At Heavenly ski resort, near the state border, containment lines made with bulldozers appeared to be keeping the fire at bay. However, on the northern side of the wildfire flames remained active near the picturesque Desolation Wilderness and Wrights Lake.

To the south, plumes of smoke rose behind Kirkwood Mountain ski resort as officials used snow spreaders to wet down the area. Fire engines were parked throughout the community, poised to defend dozens of homes as well as resort property.

As of Wednesday night, the fire was about five miles from the state line, Moore said.

“I’d be surprised if it doesn’t make it to Nevada in the next day or so,” said Craig Clements, a professor of meteorology and director of the Wildfire Interdisciplinary Research Center at San Jose State University.

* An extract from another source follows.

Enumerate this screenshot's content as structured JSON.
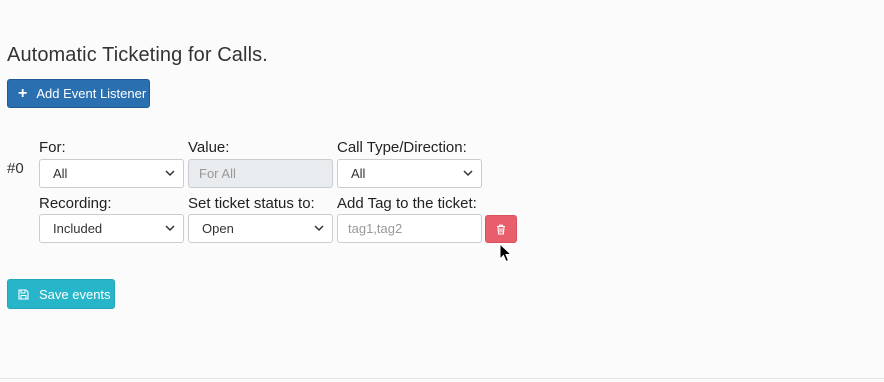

Clements’ team used dynamic computer modeling to forecast the fire’s likely behavior. The model initially showed the fire reaching Nevada late Wednesday night or early Thursday, he said, but was later amended to reflect slowing spread.

“This is a difficult fire to forecast,” Clements said, noting that it is burning in complex terrain with very dry vegetation. “But our model shows it’s going to keep going east.”

Fire behavior analyst Steven Volmer said, given the hot, dry conditions in the area, the probability of an errant ember sparking a new fire remained high.

“The terrain-driven winds are going to be what’s forcing the fire spread today,” he said Thursday morning.

Biden’s declaration allows for federal agencies to provide relief measures in areas hit hard by the fires.